Mercer enarcó mentalmente una ceja mientras Gradie abría la puerta del cobertizo y volvía al porche. El viejo parecía más interesado en atacar el tinto que en observar a sus clientes. Dejó que Linda hurgara entre la polvorienta confusión de libros con las cubiertas deformadas y ropas descoloridas amontonadas, tiradas, colgadas o colocadas en los estantes de aquel cobertizo de tejado de cinc sumido en la oscuridad.
Mercer decidió dar una vuelta por el patio, deteniéndose de vez en cuando para examinar una pila de viejos tapacubos, un montón de marcos de ventana o un amasijo de grifos de porcelana. Gradie estaba tan ausente que sus precauciones habituales parecían innecesarias. El viejo se había derrumbado en una mecedora del porche con los ojos clavados en la nada. Mercer pensó que quizá estuviera afectado por la pérdida de Sheriff. Después de la muerte de Morny, el viejo perro guardián amarillo y marrón se había convertido en su única compañía. Mercer hizo una anotación mental diciéndose que debía buscar al perro por el campus.
Volvió al porche. Miró hacia el cobertizo y vio a Linda probándose un sombrero que le quedaba demasiado grande. Mercer volvió a llenar su vaso y se dio cuenta de que durante su ausencia Gradie había acabado con la mitad del vino.
—¿Puedo echarle una mirada a lo que hay dentro?
Gradie asintió, se puso en pie con cautelosa lentitud y le siguió al interior de la casa. La puerta principal daba a una sala que llevaba mucho tiempo siendo utilizada como almacén y museo para los artículos más valiosos de Gradie. Aún quedaban unas cuantas sillas en las que sentarse, pero el resto de la habitación estaba ocupado por los tesoros hallados durante toda una vida de rebuscar en las casas y los basureros. Gradie llevaba mucho tiempo teniendo que conformarse con la cocina y el dormitorio de atrás.
Vitrinas con incrustaciones de porcelana pegadas a las paredes parecían agazaparse sobre patas terminadas en garras de león, mostrando los tesoros que protegían con sus vientres de cristal curvado. Cuadros y grabados montados en marcos de estilo barroco competían con las telarañas buscando espacio. Cabezas de ciervos y búhos disecados les contemplaban hieráticamente desde su inmovilidad roída por las polillas. Un inmenso montón de alfombras orientales en mejor o peor estado hacía pensar en un surtido de salchichas multicolores. Sillas de caoba se apilaban junto a mesas de roble y nogal. Una aparatosa cama de latón dorado emergía tras un inmenso bufete victoriano. Una estantería de nogal dominada por una auténtica lámpara de Tiffany acogía los volúmenes más valiosos y todo un surtido de chucherías. El otro dormitorio y el comedor estaban igualmente repletos de objetos y se habían vuelto casi impenetrables.
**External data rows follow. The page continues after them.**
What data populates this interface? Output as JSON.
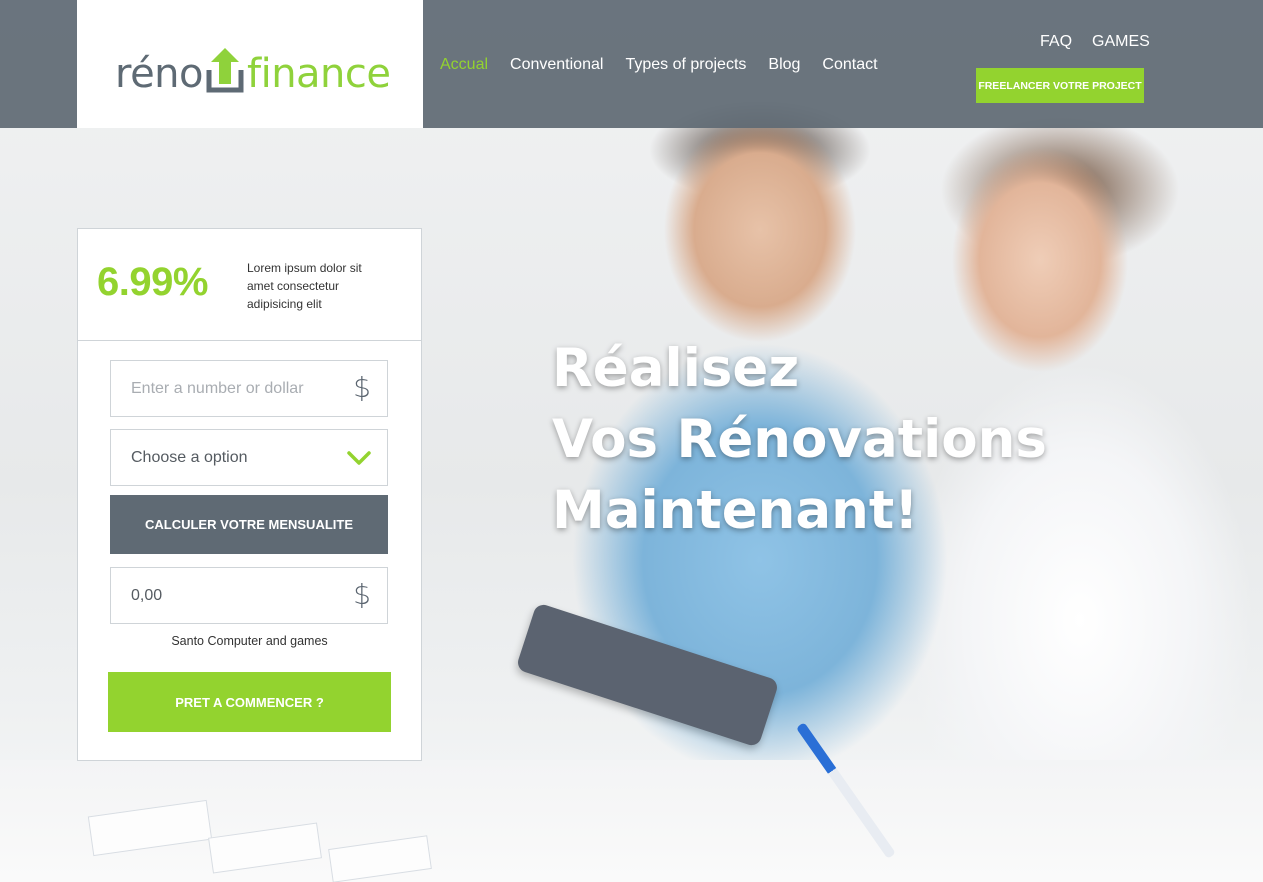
{
  "brand": {
    "logo_text_left": "réno",
    "logo_text_right": "finance",
    "logo_icon": "house-arrow-icon",
    "colors": {
      "accent": "#93d32f",
      "header": "#606a74",
      "logo_gray": "#5e6a74"
    }
  },
  "nav": {
    "items": [
      {
        "label": "Accual",
        "active": true
      },
      {
        "label": "Conventional",
        "active": false
      },
      {
        "label": "Types of projects",
        "active": false
      },
      {
        "label": "Blog",
        "active": false
      },
      {
        "label": "Contact",
        "active": false
      }
    ]
  },
  "top_links": {
    "faq": "FAQ",
    "games": "GAMES"
  },
  "header_cta": "FREELANCER VOTRE PROJECT",
  "calculator": {
    "rate": "6.99%",
    "rate_description": "Lorem ipsum dolor sit amet consectetur adipisicing elit",
    "amount_placeholder": "Enter a number or dollar",
    "currency_symbol": "$",
    "select_value": "Choose a option",
    "calc_button": "CALCULER VOTRE MENSUALITE",
    "result_value": "0,00",
    "note": "Santo Computer and games",
    "start_button": "PRET A COMMENCER ?"
  },
  "hero": {
    "line1": "Réalisez",
    "line2": "Vos Rénovations",
    "line3": "Maintenant!"
  }
}
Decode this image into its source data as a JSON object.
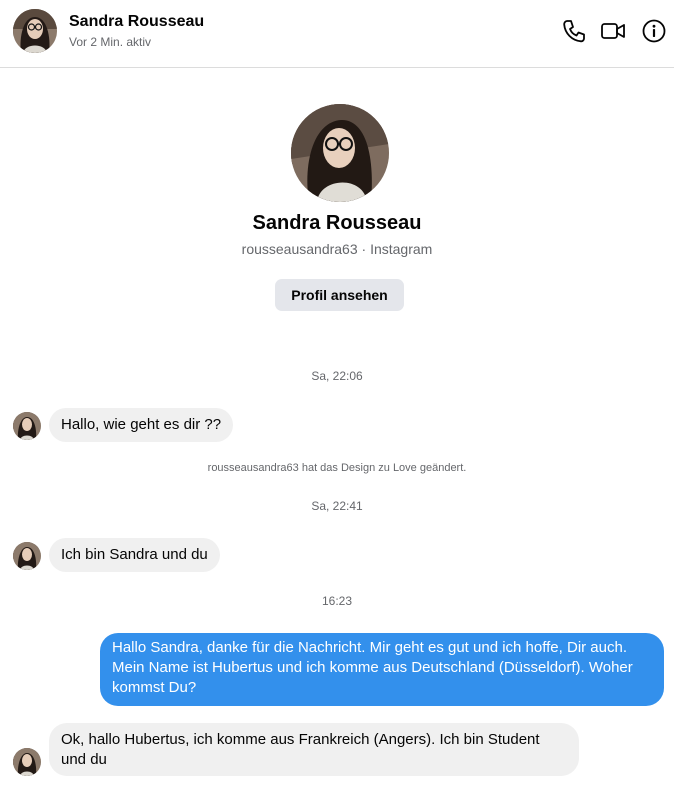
{
  "header": {
    "name": "Sandra Rousseau",
    "status": "Vor 2 Min. aktiv",
    "icons": [
      "phone-icon",
      "video-call-icon",
      "info-icon"
    ]
  },
  "profile": {
    "name": "Sandra Rousseau",
    "subtitle": "rousseausandra63 · Instagram",
    "button_label": "Profil ansehen"
  },
  "conversation": {
    "time_1": "Sa, 22:06",
    "msg_1": "Hallo, wie geht es dir ??",
    "notice_1": "rousseausandra63 hat das Design zu Love geändert.",
    "time_2": "Sa, 22:41",
    "msg_2": "Ich bin Sandra und du",
    "time_3": "16:23",
    "msg_3": "Hallo Sandra, danke für die Nachricht. Mir geht es gut und ich hoffe, Dir auch. Mein Name ist Hubertus und ich komme aus Deutschland (Düsseldorf). Woher kommst Du?",
    "msg_4": "Ok, hallo Hubertus, ich komme aus Frankreich (Angers). Ich bin Student und du"
  },
  "colors": {
    "outgoing_bubble": "#3390ec",
    "incoming_bubble": "#f0f0f0",
    "secondary_text": "#65676b"
  }
}
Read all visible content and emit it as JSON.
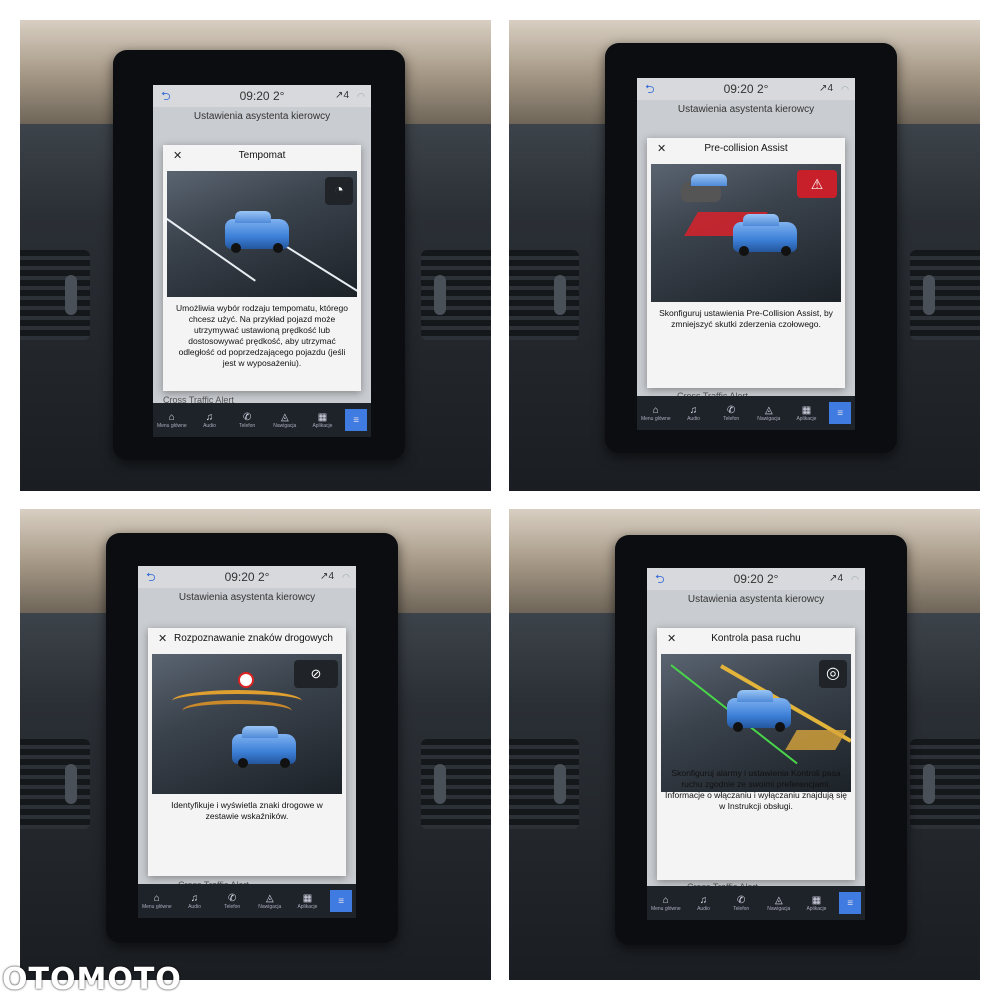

No todo estaba en venta. Mercer examinó el soberbio gabinete de nogal que Gradie se había reservado para exhibir su museo personal. Rodeados por los paneles de cristal curvado, los trofeos y recuerdos de los años de gloria del chatarrero reposaban en una magnificencia protegida del polvo. Fotografías descoloridas de hombres en uniforme, instantáneas con dedicatorias de chicas que llevaban sombreros ampulosos y trajes de hombros abultados; medallas, insignias y restos de uniformes militares, un frágil cuadrado de seda en el que se veía el Sol Naciente… Gradie se enorgullecía de haber hecho el servicio militar en el Pacífico.
Había varios cuchillos hara-kiri —eso eran, si había que creer a Gradie—, una automática Nambu con su funda y una espada de samurái que Gradie juraba que tenía quinientos años de antigüedad, recortes de periódico, recuerdos y objetos curiosos del teatro de guerra del Pacífico, casi todos con etiquetas amarillentas en las que había leyendas y descripciones cuidadosamente escritas a máquina. Una calavera del tamaño de un puño, que obviamente pertenecía a alguna especie de mono, llevaba una etiqueta que rezaba: «Cráneo de general japonés».
—Ese general debía de tener la nariz más pequeña que un ratón de las praderas —dijo Mercer, riéndose—. ¿La encontró en el Japón?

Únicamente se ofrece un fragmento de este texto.